Blackmore placed the Doone stronghold beside Badgworthy (pronounced ‘Badgery’) Water. There is a deserted medieval village beside a tributary in Hoccombe Combe and it is very probable that this is the site for the ruins were still visible in Blackmore’s day. However the Waterslide is not found there but in another side valley, Lank Combe. Nowhere as sheer as described it is, however, an impressive sight with its three smooth slabs of rock especially when the river is in spate. I like to think that he also had in mind the waterslide at Watersmeet a few miles further downstream which would be much more of a challenging climb.

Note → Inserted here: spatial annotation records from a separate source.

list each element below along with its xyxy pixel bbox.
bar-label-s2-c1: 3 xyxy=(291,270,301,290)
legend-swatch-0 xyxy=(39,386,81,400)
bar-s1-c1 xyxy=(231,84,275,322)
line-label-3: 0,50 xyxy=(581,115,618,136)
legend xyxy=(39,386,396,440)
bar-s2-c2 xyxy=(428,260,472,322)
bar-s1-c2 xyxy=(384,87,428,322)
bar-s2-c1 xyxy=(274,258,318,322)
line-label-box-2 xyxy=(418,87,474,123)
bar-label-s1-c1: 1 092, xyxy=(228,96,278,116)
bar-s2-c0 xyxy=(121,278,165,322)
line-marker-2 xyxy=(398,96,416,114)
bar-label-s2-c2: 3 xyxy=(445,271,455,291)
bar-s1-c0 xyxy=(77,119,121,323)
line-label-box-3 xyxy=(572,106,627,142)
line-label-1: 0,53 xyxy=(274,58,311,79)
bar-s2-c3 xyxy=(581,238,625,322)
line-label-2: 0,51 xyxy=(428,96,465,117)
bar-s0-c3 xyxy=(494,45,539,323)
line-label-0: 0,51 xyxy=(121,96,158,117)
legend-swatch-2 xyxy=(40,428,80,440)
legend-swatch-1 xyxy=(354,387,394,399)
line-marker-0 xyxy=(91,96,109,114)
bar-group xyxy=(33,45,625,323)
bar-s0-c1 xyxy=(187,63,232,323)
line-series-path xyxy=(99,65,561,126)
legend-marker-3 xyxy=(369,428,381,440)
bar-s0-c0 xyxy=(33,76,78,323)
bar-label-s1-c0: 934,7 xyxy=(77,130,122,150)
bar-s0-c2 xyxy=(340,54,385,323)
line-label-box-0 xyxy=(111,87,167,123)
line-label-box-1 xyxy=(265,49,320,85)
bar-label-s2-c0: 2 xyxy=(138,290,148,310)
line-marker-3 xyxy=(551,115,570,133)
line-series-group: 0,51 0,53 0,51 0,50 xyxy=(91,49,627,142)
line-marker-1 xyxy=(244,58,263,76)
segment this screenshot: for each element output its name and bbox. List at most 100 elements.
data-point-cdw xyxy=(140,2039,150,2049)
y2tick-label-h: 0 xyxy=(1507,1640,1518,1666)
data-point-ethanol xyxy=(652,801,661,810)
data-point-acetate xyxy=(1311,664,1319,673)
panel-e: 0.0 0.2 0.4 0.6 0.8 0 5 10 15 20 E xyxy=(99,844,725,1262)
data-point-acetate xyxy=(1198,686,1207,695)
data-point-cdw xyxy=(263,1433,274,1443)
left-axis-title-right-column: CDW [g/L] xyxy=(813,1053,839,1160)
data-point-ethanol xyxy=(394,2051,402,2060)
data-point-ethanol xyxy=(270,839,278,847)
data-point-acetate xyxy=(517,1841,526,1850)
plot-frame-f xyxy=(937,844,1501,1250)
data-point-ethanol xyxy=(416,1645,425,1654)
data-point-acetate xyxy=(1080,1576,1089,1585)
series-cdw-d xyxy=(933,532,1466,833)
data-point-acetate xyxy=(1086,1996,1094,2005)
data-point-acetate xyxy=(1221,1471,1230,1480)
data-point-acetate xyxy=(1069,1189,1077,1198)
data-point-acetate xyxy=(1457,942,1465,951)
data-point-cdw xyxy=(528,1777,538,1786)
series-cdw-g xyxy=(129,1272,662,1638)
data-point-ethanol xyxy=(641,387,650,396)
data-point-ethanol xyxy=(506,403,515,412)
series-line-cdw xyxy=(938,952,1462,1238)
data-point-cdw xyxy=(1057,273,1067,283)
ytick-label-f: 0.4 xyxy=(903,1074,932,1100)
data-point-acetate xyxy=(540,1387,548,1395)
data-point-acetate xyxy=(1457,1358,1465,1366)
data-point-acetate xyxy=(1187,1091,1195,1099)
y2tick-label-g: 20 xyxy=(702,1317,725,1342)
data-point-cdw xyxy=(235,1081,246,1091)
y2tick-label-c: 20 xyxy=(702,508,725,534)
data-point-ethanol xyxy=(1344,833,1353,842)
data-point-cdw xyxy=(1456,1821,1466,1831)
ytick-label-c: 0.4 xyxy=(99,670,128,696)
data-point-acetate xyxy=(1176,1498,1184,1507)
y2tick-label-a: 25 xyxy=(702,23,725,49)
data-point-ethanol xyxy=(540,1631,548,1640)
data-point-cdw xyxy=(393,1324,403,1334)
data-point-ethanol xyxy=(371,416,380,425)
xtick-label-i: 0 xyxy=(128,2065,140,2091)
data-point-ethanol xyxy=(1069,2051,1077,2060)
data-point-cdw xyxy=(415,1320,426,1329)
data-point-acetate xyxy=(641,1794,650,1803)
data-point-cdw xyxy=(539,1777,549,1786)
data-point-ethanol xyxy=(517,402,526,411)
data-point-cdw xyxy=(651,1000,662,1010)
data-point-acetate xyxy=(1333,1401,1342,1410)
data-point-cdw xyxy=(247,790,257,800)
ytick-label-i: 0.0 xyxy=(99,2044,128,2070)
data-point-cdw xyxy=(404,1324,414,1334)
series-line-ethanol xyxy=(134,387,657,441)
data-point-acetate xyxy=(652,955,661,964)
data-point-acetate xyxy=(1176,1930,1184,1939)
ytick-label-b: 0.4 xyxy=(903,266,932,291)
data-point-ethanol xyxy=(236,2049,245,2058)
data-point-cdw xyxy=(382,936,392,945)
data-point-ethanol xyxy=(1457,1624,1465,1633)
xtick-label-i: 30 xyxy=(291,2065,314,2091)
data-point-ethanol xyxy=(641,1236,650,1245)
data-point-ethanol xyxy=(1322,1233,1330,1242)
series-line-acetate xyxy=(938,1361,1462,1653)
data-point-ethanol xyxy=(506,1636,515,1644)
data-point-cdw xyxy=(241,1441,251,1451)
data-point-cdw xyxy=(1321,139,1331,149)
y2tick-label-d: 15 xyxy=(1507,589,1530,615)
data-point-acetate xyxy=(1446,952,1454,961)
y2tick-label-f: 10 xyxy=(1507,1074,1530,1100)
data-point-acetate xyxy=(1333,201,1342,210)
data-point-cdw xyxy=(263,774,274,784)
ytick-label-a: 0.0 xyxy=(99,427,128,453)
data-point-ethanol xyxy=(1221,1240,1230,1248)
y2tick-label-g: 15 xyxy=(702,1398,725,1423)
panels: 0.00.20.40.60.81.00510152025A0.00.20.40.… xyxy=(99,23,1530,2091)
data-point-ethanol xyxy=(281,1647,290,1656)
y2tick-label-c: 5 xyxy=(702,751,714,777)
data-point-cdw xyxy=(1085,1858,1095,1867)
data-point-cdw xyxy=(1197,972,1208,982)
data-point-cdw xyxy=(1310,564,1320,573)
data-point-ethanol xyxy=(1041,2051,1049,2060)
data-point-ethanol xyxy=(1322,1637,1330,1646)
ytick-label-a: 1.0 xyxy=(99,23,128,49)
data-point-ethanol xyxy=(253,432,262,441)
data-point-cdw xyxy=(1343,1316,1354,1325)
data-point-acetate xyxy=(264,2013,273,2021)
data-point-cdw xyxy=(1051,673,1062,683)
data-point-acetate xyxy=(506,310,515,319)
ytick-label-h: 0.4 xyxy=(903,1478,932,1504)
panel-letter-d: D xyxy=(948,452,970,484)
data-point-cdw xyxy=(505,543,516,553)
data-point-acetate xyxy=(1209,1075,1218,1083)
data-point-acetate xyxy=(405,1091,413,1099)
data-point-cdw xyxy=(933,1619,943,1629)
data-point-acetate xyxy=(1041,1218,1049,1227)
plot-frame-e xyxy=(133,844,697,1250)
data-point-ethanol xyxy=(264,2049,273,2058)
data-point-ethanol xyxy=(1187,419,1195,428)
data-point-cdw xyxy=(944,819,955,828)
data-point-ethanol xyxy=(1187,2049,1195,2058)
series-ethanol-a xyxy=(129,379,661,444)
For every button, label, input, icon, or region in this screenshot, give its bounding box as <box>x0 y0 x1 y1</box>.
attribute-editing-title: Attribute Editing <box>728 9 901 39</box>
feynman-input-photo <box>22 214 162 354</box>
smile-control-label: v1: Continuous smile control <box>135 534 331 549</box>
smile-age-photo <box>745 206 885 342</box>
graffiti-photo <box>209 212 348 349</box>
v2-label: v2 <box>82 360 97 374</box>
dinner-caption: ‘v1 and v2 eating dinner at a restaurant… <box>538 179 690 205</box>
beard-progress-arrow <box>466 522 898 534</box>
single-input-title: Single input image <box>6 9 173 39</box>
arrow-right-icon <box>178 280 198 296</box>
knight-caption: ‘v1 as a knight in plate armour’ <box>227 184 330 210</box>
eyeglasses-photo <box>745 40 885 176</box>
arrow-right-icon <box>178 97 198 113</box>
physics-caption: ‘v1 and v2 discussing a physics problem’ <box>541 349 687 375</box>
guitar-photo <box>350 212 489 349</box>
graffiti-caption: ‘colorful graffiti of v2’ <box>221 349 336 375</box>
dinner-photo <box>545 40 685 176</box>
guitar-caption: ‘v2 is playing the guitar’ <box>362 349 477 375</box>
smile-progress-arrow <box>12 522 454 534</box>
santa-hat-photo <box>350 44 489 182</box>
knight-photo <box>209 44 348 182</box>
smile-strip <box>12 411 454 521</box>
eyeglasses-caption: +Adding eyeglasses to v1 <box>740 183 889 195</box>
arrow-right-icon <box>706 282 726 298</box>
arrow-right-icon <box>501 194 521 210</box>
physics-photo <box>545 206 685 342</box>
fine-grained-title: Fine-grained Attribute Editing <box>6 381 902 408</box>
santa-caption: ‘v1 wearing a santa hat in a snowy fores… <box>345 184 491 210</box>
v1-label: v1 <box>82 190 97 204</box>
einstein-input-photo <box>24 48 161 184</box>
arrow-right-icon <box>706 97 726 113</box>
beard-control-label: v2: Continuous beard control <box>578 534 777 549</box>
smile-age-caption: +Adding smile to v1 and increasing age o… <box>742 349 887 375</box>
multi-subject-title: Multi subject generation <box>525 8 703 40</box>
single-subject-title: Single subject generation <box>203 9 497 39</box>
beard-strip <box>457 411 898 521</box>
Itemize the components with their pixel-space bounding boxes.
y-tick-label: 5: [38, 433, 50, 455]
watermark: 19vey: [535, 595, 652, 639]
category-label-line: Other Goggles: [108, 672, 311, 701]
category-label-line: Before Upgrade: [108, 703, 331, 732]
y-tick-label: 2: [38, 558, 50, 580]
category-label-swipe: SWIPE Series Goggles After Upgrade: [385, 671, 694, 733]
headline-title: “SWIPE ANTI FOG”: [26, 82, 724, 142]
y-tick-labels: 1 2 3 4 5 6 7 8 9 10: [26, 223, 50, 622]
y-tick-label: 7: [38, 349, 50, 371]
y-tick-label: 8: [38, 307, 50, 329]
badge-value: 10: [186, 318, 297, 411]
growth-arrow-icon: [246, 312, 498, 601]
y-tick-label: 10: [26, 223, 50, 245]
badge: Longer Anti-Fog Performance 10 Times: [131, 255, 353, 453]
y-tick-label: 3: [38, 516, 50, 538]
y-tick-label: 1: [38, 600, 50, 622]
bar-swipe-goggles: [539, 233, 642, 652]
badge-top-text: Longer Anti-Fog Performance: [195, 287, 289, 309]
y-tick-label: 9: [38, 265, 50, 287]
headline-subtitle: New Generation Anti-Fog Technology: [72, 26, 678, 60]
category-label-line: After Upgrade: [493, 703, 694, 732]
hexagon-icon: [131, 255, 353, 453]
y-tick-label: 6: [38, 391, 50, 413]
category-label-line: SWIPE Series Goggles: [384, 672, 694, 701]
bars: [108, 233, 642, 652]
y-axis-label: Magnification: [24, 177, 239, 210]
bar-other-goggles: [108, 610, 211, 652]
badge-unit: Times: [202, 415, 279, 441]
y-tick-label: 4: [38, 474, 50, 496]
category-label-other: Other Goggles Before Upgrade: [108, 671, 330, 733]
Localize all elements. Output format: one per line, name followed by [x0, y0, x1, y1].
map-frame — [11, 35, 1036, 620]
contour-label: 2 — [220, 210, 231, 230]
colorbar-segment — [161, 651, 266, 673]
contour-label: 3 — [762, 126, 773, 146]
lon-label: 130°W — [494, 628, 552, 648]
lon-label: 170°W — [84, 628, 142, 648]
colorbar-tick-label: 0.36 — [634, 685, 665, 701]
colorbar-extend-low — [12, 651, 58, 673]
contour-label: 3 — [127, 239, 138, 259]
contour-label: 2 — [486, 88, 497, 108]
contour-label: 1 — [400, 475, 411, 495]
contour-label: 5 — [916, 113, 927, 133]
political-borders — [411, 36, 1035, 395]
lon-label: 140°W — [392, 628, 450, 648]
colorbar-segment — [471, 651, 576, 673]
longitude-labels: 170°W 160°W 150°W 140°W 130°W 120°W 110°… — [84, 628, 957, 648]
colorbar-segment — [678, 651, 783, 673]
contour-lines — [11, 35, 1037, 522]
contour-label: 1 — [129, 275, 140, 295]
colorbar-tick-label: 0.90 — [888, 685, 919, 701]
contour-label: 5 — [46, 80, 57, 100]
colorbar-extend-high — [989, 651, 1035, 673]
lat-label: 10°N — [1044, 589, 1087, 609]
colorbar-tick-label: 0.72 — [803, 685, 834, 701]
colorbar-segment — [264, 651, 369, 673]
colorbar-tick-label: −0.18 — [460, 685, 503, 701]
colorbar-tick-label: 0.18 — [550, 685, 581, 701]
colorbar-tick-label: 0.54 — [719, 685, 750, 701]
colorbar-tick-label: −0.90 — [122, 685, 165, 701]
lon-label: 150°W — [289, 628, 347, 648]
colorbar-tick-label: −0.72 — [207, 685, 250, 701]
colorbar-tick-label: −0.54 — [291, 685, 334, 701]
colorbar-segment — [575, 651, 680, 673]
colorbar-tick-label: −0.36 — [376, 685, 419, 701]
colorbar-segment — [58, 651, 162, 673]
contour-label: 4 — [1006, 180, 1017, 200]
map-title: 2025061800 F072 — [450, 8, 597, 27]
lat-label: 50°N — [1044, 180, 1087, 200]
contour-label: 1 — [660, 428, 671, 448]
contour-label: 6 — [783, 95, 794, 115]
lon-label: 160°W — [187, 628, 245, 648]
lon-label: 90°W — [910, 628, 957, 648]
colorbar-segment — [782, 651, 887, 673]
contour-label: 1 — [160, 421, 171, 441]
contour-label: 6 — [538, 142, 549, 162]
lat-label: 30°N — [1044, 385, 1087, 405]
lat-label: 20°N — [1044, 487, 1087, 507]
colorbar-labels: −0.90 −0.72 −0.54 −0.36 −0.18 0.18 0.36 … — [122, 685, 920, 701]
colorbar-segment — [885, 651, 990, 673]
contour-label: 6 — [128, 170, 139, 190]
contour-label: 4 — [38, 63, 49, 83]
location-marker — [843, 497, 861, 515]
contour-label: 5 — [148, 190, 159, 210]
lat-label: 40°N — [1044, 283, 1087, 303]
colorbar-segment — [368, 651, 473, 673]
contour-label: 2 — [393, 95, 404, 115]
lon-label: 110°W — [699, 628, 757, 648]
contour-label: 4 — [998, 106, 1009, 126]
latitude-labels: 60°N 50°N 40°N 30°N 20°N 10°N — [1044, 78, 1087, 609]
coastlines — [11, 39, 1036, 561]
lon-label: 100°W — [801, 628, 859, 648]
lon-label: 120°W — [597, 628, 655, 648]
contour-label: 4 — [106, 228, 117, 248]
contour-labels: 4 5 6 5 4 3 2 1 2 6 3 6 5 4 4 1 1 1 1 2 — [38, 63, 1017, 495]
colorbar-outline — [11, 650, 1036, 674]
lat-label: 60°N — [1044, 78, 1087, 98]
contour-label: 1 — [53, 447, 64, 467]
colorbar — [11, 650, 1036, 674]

The waterslide at Watersmeet
The above walk is rugged and long but a more gentle approach is from Malmsmead with its much photographed packhorse bridge and ford that also denotes the county border between Devon and Somerset.Further along the lane nestles the village of Oare and the church where Lorna and John wed. Inside is a memorial to Blackmore, a smaller copy of the one in Exeter cathedral. A memorial can also be seen to the Snow family who lived at Oare manor and also feature in Lorna Doone. It is recorded that as Blackmore didn’t write kindly of the Snows he was afterwards much disliked by them. Other local characters also existed: Tom Faggus, the highwayman was – in real life – from nearby North Molton and Ridd is still a local surname. Oare village and church nestle in a deep combe
Malmsmead where Badgworthy Water crosses the road
Is Lorna Doone a story based on truth? That is for the reader to decide, perhaps after visiting Mother Meldrum’s cave in the Valley of Rocks, for both are mentioned in Blackmore’s book.